Auf den ersten Blick hat Marcel Koller im Hinblick auf die EURO bisher nur wenig experimentiert.
Bei genauerem Hinsehen fiel gegen Albanien (2:1) aber doch etwas auf: David Alaba wurde vom Teamchef in einer offensiveren Rolle eingesetzt.
„Ja, da haben wir etwas ausprobiert und das System ein wenig verändert. Das hat offensiv gut geklappt“, so Koller. „Es sind kleine Häppchen, um den Gegner vielleicht auch taktisch zu überraschen. Man hat nicht die Zeit, die großen Dinge zu ändern.“
Ein Vorgeschmack auf die EURO?
Das Experiment mit Alaba dürfte vor allem im Hinblick auf die Partien gegen Island und Ungarn von Bedeutung sein.
In beiden Gruppenspielen wird das ÖFB-Team die spielbestimmende Mannschaft sein. Da braucht es Varianten, um die gegnerischen Defensiv-Reihen aufzubrechen.
Als Österreichs zweifellos talentiertester Kicker spielt Alaba dabei eine entscheidende Rolle. Der Bayern-Star ist einerseits eine wichtige Stütze im Aufbauspiel, andererseits gilt er dank seiner Technik als einer der torgefährlichsten Spieler.
Für Koller stellt sich deswegen die Frage, wie er diese beiden Fähigkeiten Alabas gleichzeitig zur Geltung bringen kann. Anders ausgedrückt: Wie kann der 23-Jährige zur selben Zeit als defensiver UND offensiver Mittelfeldspieler agieren? Gegen Albanien testete Koller genau das.
Ein zweiter Zehner
Im Spielaufbau ließ sich Alaba wie gewohnt oft zwischen die Verteidiger fallen. So half er nicht nur dabei, das gegnerische Fore-Checking zu umgehen, sondern leitete mit seinen umsichtigen Pässen das Angriffsspiel ein.

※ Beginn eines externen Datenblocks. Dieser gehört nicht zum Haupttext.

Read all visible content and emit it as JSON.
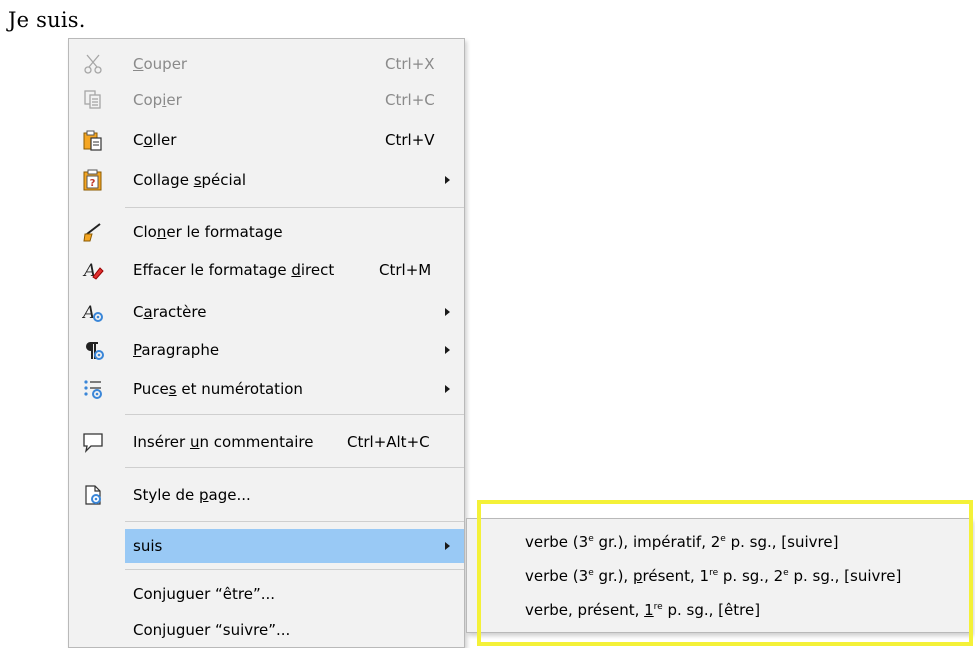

Befand sich der Ball jedoch einmal in der gegnerischen Hälfte, nahm der Wiener schlagartig eine extrem offensive Position ein. Statt als Sechser agierte er – auf einer Höhe mit Zlatko Junuzovic – quasi als zweiter Zehner. Während der Bremer sich zumeist links aufhielt, besetzte Alaba die halbrechte Seite.

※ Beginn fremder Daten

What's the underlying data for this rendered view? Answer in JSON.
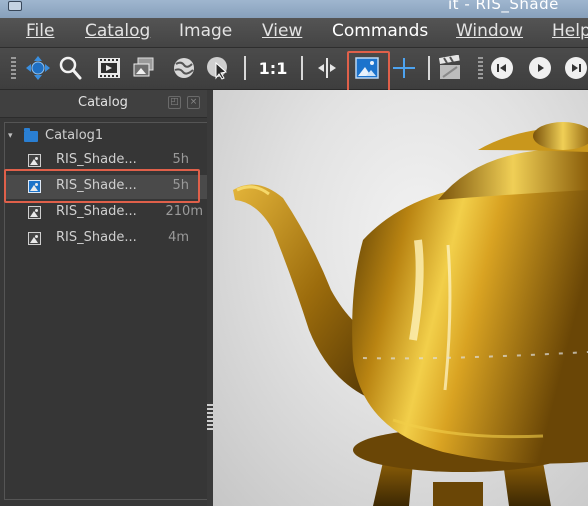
{
  "window": {
    "title": "it - RIS_Shade"
  },
  "menu": {
    "items": [
      {
        "name": "file",
        "label": "File"
      },
      {
        "name": "catalog",
        "label": "Catalog"
      },
      {
        "name": "image",
        "label": "Image"
      },
      {
        "name": "view",
        "label": "View"
      },
      {
        "name": "commands",
        "label": "Commands"
      },
      {
        "name": "window",
        "label": "Window"
      },
      {
        "name": "help",
        "label": "Help"
      }
    ]
  },
  "toolbar": {
    "zoom_label": "1:1",
    "icons": [
      "move-icon",
      "magnifier-icon",
      "filmstrip-icon",
      "image-stack-icon",
      "globe-icon",
      "pointer-globe-icon",
      "one-to-one-icon",
      "split-compare-icon",
      "image-view-icon",
      "crosshair-icon",
      "clapperboard-icon",
      "skip-back-icon",
      "play-icon",
      "skip-forward-icon"
    ],
    "highlighted": "image-view-icon"
  },
  "catalog": {
    "title": "Catalog",
    "root": {
      "label": "Catalog1",
      "expanded": true
    },
    "items": [
      {
        "label": "RIS_Shade...",
        "age": "5h",
        "selected": false
      },
      {
        "label": "RIS_Shade...",
        "age": "5h",
        "selected": true
      },
      {
        "label": "RIS_Shade...",
        "age": "210m",
        "selected": false
      },
      {
        "label": "RIS_Shade...",
        "age": "4m",
        "selected": false
      }
    ]
  },
  "viewport": {
    "content": "rendered-teapot"
  },
  "colors": {
    "accent": "#2a7fd3",
    "highlight": "#e0604a",
    "panel": "#383838",
    "teapot_gold": "#c8920f"
  }
}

Beide versuchten sich im Zwischenlinienraum für Pässe anzubieten und dort die Bälle weiterzuverarbeiten. Das funktionierte gut, auch wenn der 23-Jährige nur selten selbst direkt zum Abschluss kam.
Defensiv mit Problemen
Gegner Albanien tat sich mit der hohen Positionierung Alabas, die Koller in dieser Form erstmals ausprobierte, sehr schwer. Das lag nicht nur am Bayern-Profi selbst, sondern auch an den geschickten Bewegungen von Julian Baumgartlinger und Junuzovic.

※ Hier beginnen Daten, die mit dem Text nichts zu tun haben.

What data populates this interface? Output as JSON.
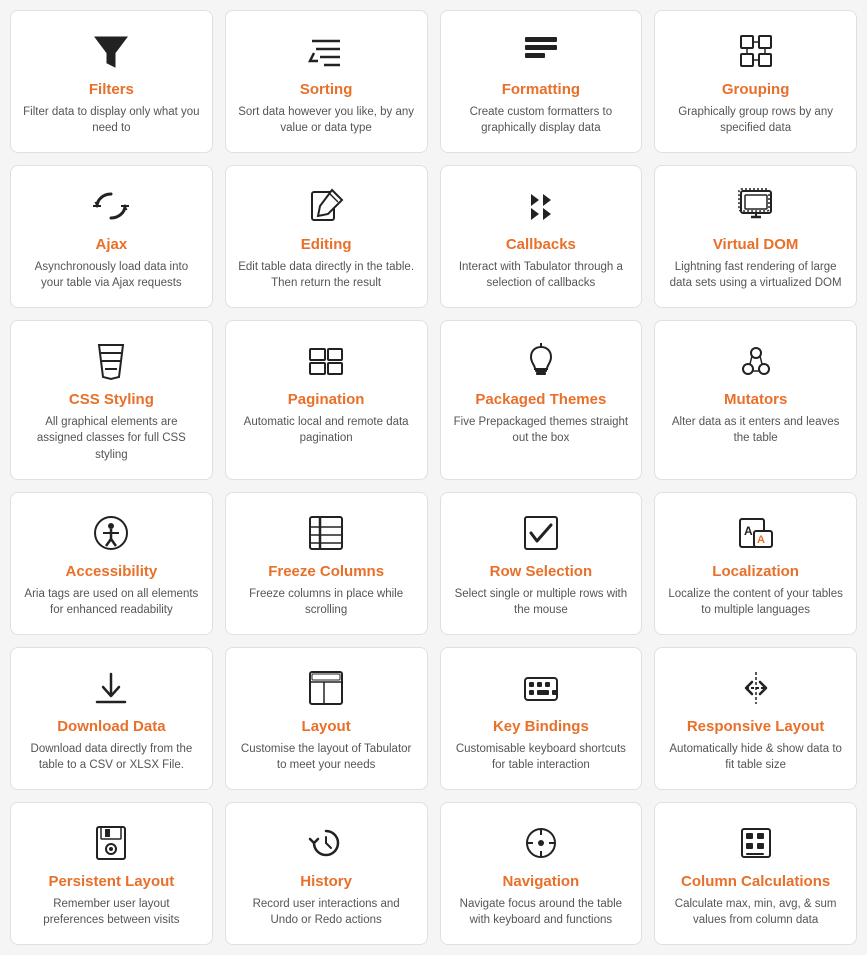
{
  "cards": [
    {
      "id": "filters",
      "icon": "filter",
      "title": "Filters",
      "desc": "Filter data to display only what you need to"
    },
    {
      "id": "sorting",
      "icon": "sort",
      "title": "Sorting",
      "desc": "Sort data however you like, by any value or data type"
    },
    {
      "id": "formatting",
      "icon": "formatting",
      "title": "Formatting",
      "desc": "Create custom formatters to graphically display data"
    },
    {
      "id": "grouping",
      "icon": "grouping",
      "title": "Grouping",
      "desc": "Graphically group rows by any specified data"
    },
    {
      "id": "ajax",
      "icon": "ajax",
      "title": "Ajax",
      "desc": "Asynchronously load data into your table via Ajax requests"
    },
    {
      "id": "editing",
      "icon": "editing",
      "title": "Editing",
      "desc": "Edit table data directly in the table. Then return the result"
    },
    {
      "id": "callbacks",
      "icon": "callbacks",
      "title": "Callbacks",
      "desc": "Interact with Tabulator through a selection of callbacks"
    },
    {
      "id": "virtual-dom",
      "icon": "virtual-dom",
      "title": "Virtual DOM",
      "desc": "Lightning fast rendering of large data sets using a virtualized DOM"
    },
    {
      "id": "css-styling",
      "icon": "css",
      "title": "CSS Styling",
      "desc": "All graphical elements are assigned classes for full CSS styling"
    },
    {
      "id": "pagination",
      "icon": "pagination",
      "title": "Pagination",
      "desc": "Automatic local and remote data pagination"
    },
    {
      "id": "packaged-themes",
      "icon": "themes",
      "title": "Packaged Themes",
      "desc": "Five Prepackaged themes straight out the box"
    },
    {
      "id": "mutators",
      "icon": "mutators",
      "title": "Mutators",
      "desc": "Alter data as it enters and leaves the table"
    },
    {
      "id": "accessibility",
      "icon": "accessibility",
      "title": "Accessibility",
      "desc": "Aria tags are used on all elements for enhanced readability"
    },
    {
      "id": "freeze-columns",
      "icon": "freeze",
      "title": "Freeze Columns",
      "desc": "Freeze columns in place while scrolling"
    },
    {
      "id": "row-selection",
      "icon": "row-selection",
      "title": "Row Selection",
      "desc": "Select single or multiple rows with the mouse"
    },
    {
      "id": "localization",
      "icon": "localization",
      "title": "Localization",
      "desc": "Localize the content of your tables to multiple languages"
    },
    {
      "id": "download-data",
      "icon": "download",
      "title": "Download Data",
      "desc": "Download data directly from the table to a CSV or XLSX File."
    },
    {
      "id": "layout",
      "icon": "layout",
      "title": "Layout",
      "desc": "Customise the layout of Tabulator to meet your needs"
    },
    {
      "id": "key-bindings",
      "icon": "key-bindings",
      "title": "Key Bindings",
      "desc": "Customisable keyboard shortcuts for table interaction"
    },
    {
      "id": "responsive-layout",
      "icon": "responsive",
      "title": "Responsive Layout",
      "desc": "Automatically hide & show data to fit table size"
    },
    {
      "id": "persistent-layout",
      "icon": "persistent",
      "title": "Persistent Layout",
      "desc": "Remember user layout preferences between visits"
    },
    {
      "id": "history",
      "icon": "history",
      "title": "History",
      "desc": "Record user interactions and Undo or Redo actions"
    },
    {
      "id": "navigation",
      "icon": "navigation",
      "title": "Navigation",
      "desc": "Navigate focus around the table with keyboard and functions"
    },
    {
      "id": "column-calculations",
      "icon": "calculations",
      "title": "Column Calculations",
      "desc": "Calculate max, min, avg, & sum values from column data"
    }
  ]
}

Beide versuchten, die Angriffsläufe ihres Kollegen auszubalancieren. Was im Passspiel hervorragend klappte, haute defensiv noch nicht so richtig hin.
Weil alle drei zentralen Mittelfeldspieler früh attackierten, fehlt es hinten an einer Absicherung. Vor der Abwehr entstand ein Loch im Sechser-Raum. „Dadurch, dass wir Alaba weiter nach vorne genommen haben, sind wir in der Defensive ein Risiko eingegangen“, meinte auch Teamchef Koller, der sich von seinen Schützlingen mehr Laufbereitschaft erwartet hätte.
Noch einmal gegen die Türkei?
Nichtsdestotrotz darf der Schweizer sein Experiment als gelungen bezeichnen. Bei der EURO könnte diese Variante gegen defensiv eingestellte Gegner ein wichtiger Schritt zum Erfolg werden.
Ein höher positionierter Alaba sorgt für mehr Gefahr in der gegnerischen Hälfte. Gerade der Bayern-Star scheint für diese Rolle prädestiniert, stößt er doch auch bei den Münchnern oft aus der Abwehr ins offensive Mittelfeld vor.
Man darf gespannt sein, ob Koller im Test gegen die Türkei noch einmal dieses Spielelement auspackt. Zumal mit Julian Baumgartlinger ein wichtiger Mann für die Mittelfeld-Harmonie fehlt.
Vielleicht probiert der Teamchef aber auch ein neues taktisches Experiment aus – das nächste „kleine Häppchen“.